My household is just finishing up our second week of Blue Apron, the cook-it-yourself meal delivery service. This is not about their iOS app, or their website. It is about Apple. Bear with me.

A home-cooked meal is generally something private. Even now that we're used to the internet being flooded with Instagram photos of food, they usually depict the final product, not the process. Half of Blue Apron's product is the process (you get to keep the recipes, after all) and the other half is the food that arrives on your doorstep. The plated meal isn't what they're selling; it's the outcome of your experience with their product.

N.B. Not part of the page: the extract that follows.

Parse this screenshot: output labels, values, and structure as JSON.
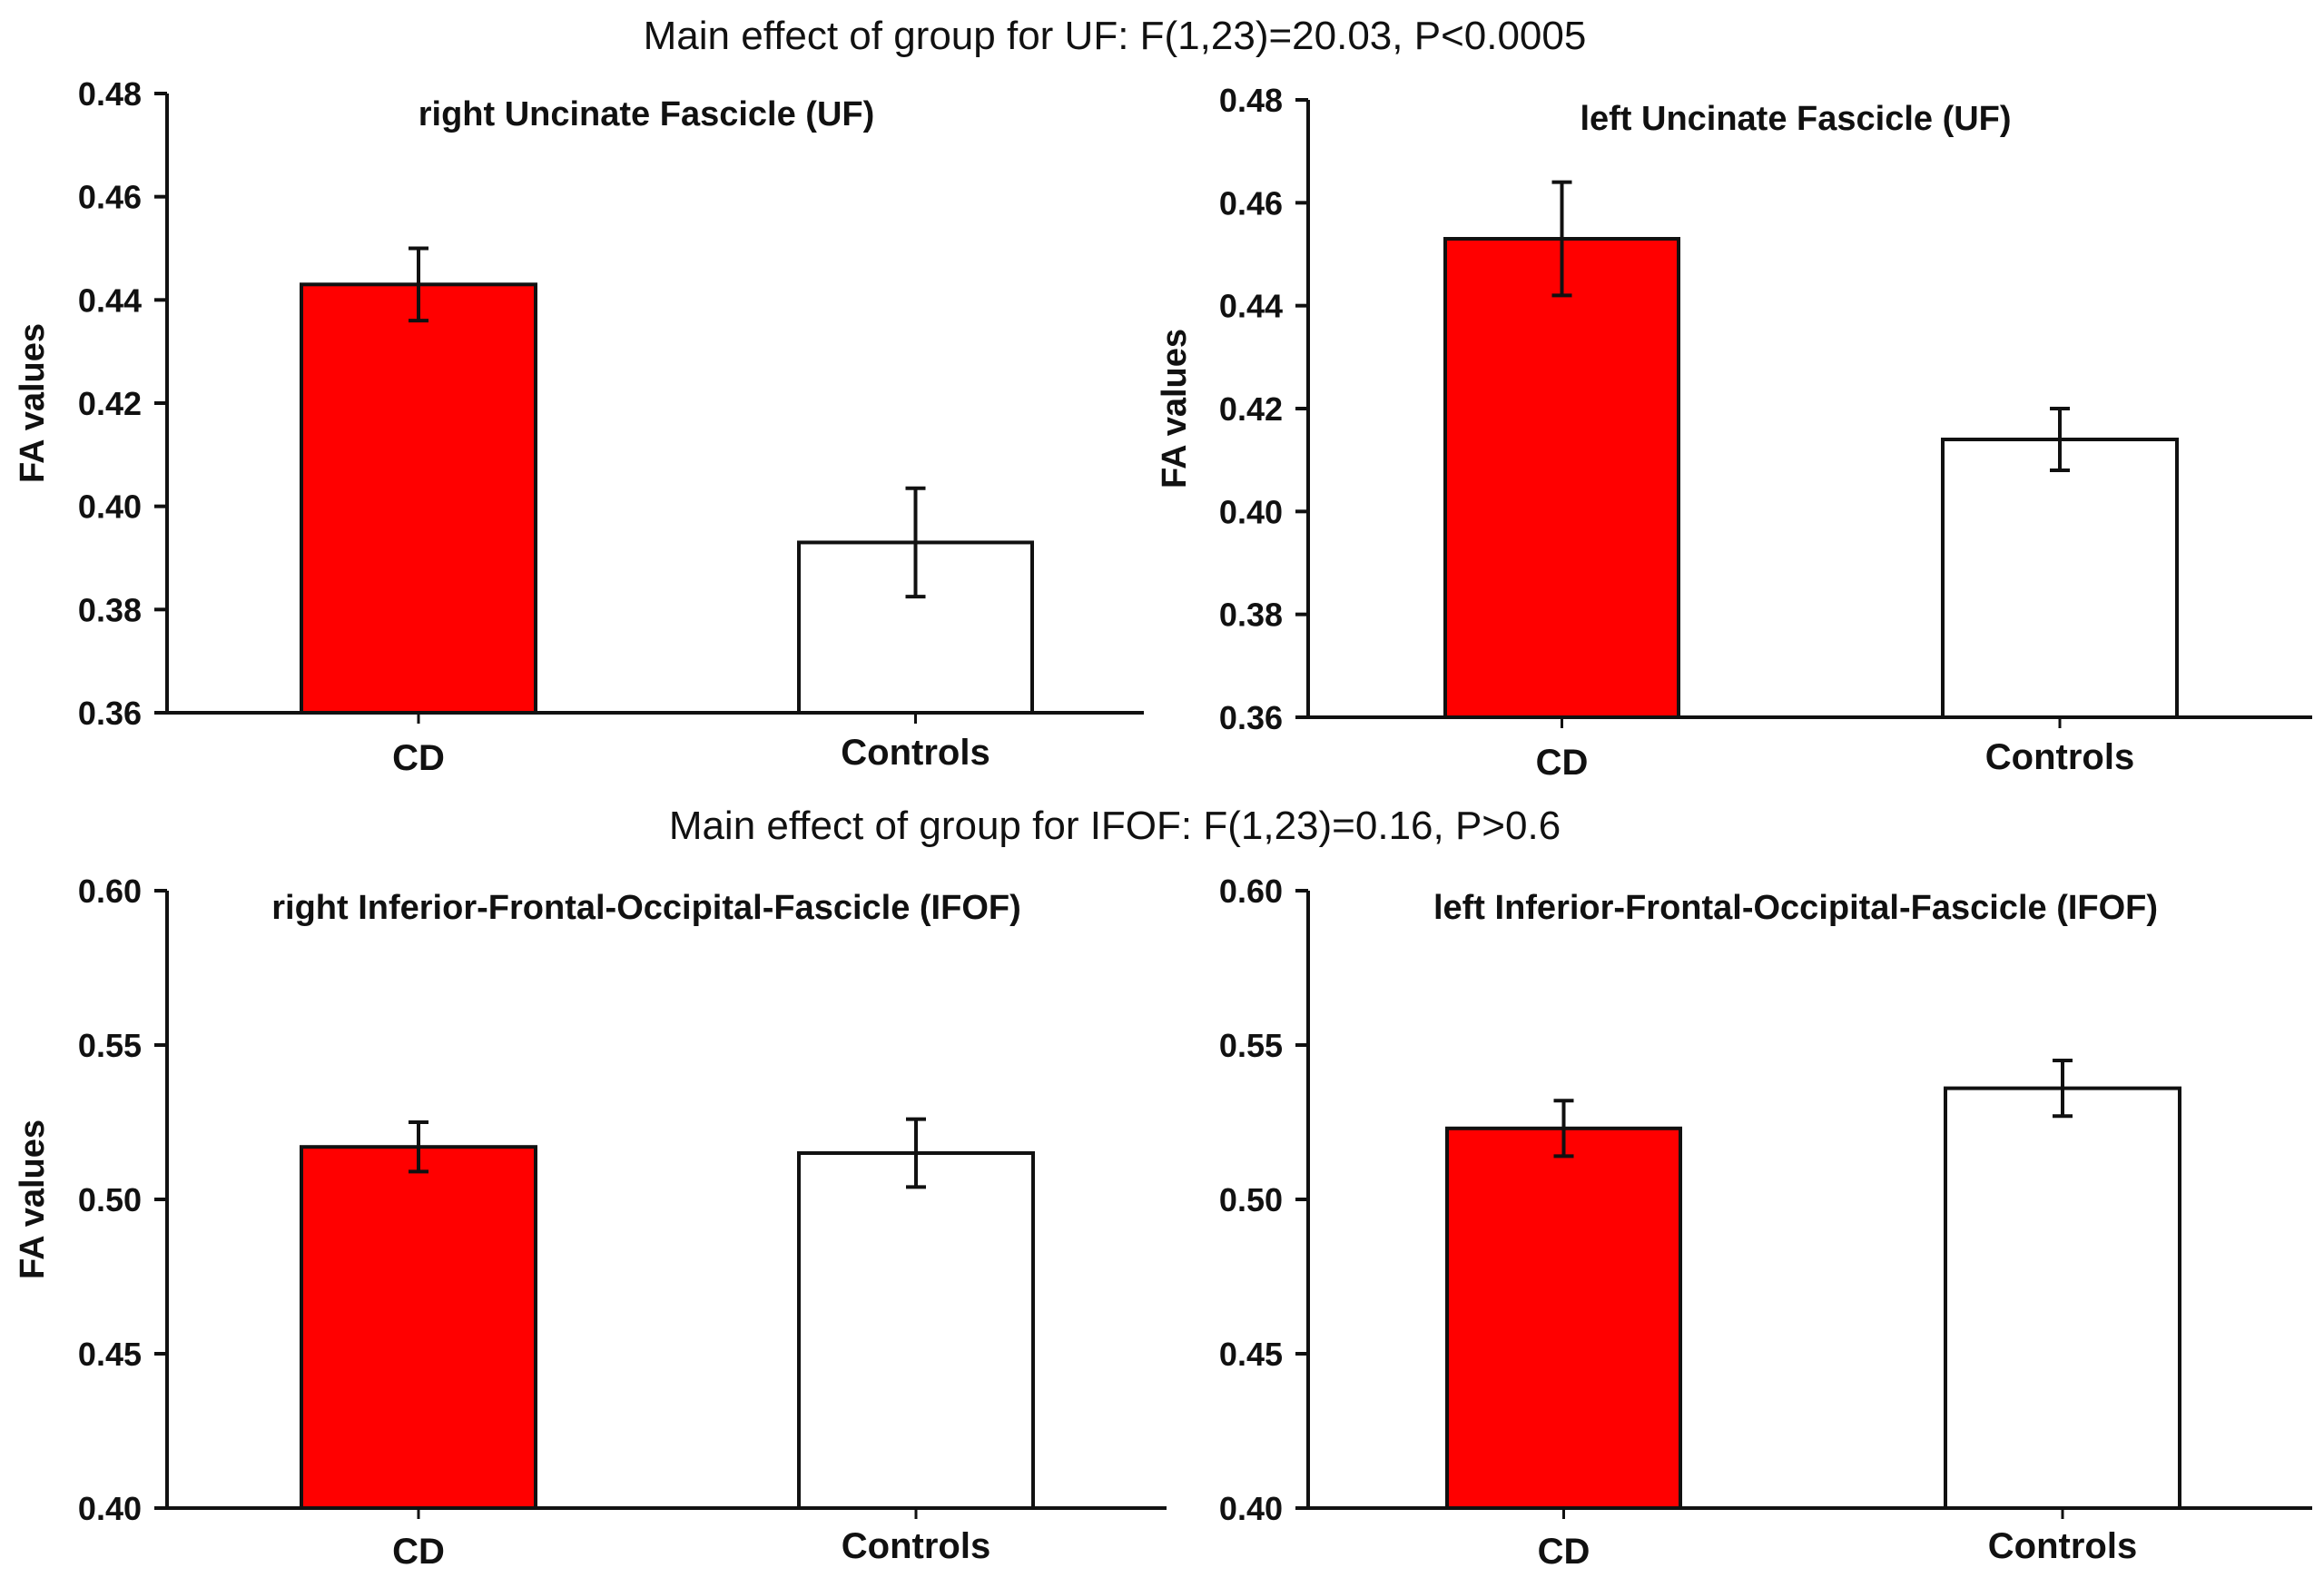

The target demographic of Blue Apron certainly must skew tech-savvy — I wonder how many customers they have who aren't Amazon Prime subscribers too — so it ought to be no surprise that many members of the tech community are purchasing, receiving, cooking, and eating the same meals. Not in lockstep, since the plans are weekly, but in close enough proximity that people like Serenity Caldwell and John Siracusa have noticed.

A discussion has sprung up around a shared cultural experience — in this case, chicken and biscuits. Less than a year ago, at WWDC 2015, Apple predicted that not just its close adherents but even its casual users would also be chatting about the faux serendipity of simultaneous experience. They were betting that the water cooler chat (both digital and analog) would revolve around what went in our ears, not our mouths, with the release of Beats 1. Apple was going to shape the conversation and the culture.

We are looking for the most exciting music and people that love it in all corners of the globe, broadcasting to 100 countries.

That shared experience just got so much bigger.

Worldwide. Always on.

LA. New York City. London.

Beats 1 was indeed a hot topic of conversation in the days following its launch, just as promised. But for me, I found that the times I most wanted to listen (in the afternoons at work) had the least compelling content for my musical tastes. The novelty waned, and I haven't touched the service in months. And I don't feel like I'm abdicating my responsibility to pop culture; nobody has recommended me music from Beats 1, or even that I give Beats 1 another fair try.

Back on the WWDC stage, after the promise of the shared experience, Eddy Cue cut the Beats 1 feed and plowed along through the script of his lackluster presentation.

That's really awesome.

That's not how I feel about Beats 1 anymore; the adjective I'd use is "forgotten".

But the biscuits and gravy? Now those are awesome.